Em conjunto, a "poesia de 45" foi anacrônica
por definição e coletivizante por necessidade, enquanto
os grandes poetas são sempre individualistas autônomos
que deformam ou conformam o que encontram, exatamente o que ocorre
com Lêdo Ivo: "sempre me considerei um escritor transgeracional
- inclusive porque desde minhas primeiras tentativas em prosa e
verso me guiou a ambição de durabilidade" ("Confissões
de um poeta". 4 ed. Rio: Topbooks/Academia Brasileira
de Letras, 2004). Ele apareceu, e foi desde logo reconhecido, como
um prodígio de cintilantes fulgurações, desmonetizando
os valores então prestigiados na bolsa da literatura: "No
meu caso pessoal, tive a fortuna de ser reconhecido imediatamente,
quando de minha aparição. Entretanto, quando uma conveniência
editorial ou uma interpelação crítica me obrigam
a remexer velhos e quase esfarinhados recortes de jornal, observo
que muitas das vozes de aplausos não vinham desprovidas do
empenho em evitar que eu trilhasse determinado caminho - e este
era, precisamente, o caminho de minha singularidade, a estrada em
que os meus passos certos haveriam de encontrar a confirmação
de mi-nha diversidade. Mais de um olhar experimentado e professoral
não via com bom olho a flor que eu trazia na mão -
preferia que esta viesse vazia, ou segurando aquela rosa conhecida
de todos, e por todos aspirada".
Agora, 60 anos depois, é o mesmo jovem
poeta com a sua diversidade que se encontra em "Plenilúnio"

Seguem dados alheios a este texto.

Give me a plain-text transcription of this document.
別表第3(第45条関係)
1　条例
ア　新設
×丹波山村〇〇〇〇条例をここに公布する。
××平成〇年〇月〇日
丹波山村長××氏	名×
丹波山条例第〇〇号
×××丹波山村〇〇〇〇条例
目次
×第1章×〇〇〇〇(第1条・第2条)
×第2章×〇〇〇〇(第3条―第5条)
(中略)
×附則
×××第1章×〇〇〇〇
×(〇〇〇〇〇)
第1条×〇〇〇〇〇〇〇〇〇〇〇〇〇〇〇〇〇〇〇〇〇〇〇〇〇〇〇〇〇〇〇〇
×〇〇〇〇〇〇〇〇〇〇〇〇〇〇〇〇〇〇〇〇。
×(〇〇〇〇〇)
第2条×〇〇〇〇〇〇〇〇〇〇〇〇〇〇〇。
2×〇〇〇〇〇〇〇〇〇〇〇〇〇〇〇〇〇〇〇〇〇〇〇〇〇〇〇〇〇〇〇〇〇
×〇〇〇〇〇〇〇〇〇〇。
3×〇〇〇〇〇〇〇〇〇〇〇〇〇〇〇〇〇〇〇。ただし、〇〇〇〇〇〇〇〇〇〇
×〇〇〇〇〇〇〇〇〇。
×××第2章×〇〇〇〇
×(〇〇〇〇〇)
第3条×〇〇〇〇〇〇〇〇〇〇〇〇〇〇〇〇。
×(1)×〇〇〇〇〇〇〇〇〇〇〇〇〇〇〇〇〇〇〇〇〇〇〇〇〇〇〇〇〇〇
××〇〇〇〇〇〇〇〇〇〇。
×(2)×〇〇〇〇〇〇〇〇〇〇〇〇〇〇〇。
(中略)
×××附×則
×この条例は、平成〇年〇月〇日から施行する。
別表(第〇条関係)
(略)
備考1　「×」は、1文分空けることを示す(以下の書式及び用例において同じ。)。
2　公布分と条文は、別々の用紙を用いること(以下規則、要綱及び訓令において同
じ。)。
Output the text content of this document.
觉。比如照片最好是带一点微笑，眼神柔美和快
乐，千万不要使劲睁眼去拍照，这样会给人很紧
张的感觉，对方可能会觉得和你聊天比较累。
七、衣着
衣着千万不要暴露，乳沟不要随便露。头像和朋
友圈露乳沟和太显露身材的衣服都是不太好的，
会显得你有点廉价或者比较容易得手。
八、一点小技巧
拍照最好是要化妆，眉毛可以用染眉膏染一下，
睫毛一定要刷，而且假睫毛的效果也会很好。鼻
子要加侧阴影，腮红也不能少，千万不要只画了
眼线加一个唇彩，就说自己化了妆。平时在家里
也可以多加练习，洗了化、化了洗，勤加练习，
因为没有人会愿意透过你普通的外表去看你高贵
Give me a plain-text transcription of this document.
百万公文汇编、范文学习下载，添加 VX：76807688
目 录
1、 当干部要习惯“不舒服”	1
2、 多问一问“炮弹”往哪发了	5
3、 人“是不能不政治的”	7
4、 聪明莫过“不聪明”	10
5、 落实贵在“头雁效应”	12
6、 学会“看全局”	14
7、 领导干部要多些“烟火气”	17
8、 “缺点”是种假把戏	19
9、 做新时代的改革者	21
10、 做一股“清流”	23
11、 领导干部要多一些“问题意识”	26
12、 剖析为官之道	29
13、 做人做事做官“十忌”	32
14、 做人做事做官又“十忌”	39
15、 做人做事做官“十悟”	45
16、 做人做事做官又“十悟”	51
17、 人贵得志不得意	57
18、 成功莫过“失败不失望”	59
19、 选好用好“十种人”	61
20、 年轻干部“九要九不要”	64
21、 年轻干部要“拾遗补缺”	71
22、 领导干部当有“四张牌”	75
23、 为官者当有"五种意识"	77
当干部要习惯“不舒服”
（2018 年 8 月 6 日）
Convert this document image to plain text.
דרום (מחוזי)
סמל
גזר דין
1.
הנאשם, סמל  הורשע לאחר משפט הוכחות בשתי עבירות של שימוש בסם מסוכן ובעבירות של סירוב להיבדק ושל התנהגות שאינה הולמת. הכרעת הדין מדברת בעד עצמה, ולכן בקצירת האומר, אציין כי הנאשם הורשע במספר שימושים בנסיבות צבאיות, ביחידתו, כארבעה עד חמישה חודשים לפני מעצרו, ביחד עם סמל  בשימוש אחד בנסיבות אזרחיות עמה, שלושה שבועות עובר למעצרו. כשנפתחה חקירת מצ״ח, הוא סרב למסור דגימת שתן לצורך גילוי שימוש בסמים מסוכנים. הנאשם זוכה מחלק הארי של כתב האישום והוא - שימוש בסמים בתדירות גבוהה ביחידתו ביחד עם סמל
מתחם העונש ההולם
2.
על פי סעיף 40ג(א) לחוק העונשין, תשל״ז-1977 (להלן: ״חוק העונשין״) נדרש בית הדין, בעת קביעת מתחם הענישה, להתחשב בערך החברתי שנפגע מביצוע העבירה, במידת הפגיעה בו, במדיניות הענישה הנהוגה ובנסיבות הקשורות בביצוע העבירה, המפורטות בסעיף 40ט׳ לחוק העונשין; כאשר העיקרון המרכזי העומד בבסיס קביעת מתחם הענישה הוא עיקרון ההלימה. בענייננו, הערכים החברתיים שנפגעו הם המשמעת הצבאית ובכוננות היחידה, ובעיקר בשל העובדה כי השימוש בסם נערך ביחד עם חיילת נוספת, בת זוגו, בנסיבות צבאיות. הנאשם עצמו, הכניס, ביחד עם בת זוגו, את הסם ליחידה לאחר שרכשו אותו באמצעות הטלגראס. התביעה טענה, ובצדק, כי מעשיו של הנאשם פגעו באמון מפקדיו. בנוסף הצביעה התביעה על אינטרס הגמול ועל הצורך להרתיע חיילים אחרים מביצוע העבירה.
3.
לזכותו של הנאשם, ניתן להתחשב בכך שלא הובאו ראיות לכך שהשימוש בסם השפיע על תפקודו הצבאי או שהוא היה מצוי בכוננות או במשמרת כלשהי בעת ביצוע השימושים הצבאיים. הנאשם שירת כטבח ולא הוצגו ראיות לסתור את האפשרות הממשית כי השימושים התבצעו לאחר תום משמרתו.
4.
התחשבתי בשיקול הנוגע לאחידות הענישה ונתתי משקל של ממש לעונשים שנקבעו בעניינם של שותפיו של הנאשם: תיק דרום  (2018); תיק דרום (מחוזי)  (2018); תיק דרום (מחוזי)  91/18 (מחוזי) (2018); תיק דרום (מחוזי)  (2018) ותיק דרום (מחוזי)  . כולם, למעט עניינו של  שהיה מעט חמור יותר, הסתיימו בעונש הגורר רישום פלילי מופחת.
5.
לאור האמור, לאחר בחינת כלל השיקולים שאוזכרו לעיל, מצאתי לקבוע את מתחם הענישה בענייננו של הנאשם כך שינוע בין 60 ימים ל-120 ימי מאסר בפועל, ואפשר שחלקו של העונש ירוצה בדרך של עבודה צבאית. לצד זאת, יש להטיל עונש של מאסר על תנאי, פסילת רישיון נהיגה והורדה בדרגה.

(Rio: Topbooks, 2004), renovando, por exemplo, o velho topos
romântico da lua, transposto para a realidade sórdida
do mundo real: "Ó lua do Rio, das perversidades e dos
desvarios ... Ó lua das pobres peruas que rondam as rodoviárias
rodando as bolsinhas... Ó lua dos gays e reis destronados,
branca branca lua alva como as hóstias e as brancas mortalhas...
Ó cruel e frígida lua dos suicidas que alumia a morte
e escurece a vida (...)". Como no poema machadiano, o que chamamos
de morte é apenas o outro nome da vida - duas faces da mesma
moeda terrível: "Meus poemas, reunidos, formam uma autobiografia.
Compõem a história de minha vida secreta - uma existência
transformada em sinais, que exige uma leitura atenciosa, como a
dos códigos e semáforos".
Códigos que os maus poetas não
sabem compor e os maus leitores não podem decifrar. Já
se disse que toda literatura é autobiográfica, sendo
natural, por isso, que a realidade profunda de "Ninho de cobras"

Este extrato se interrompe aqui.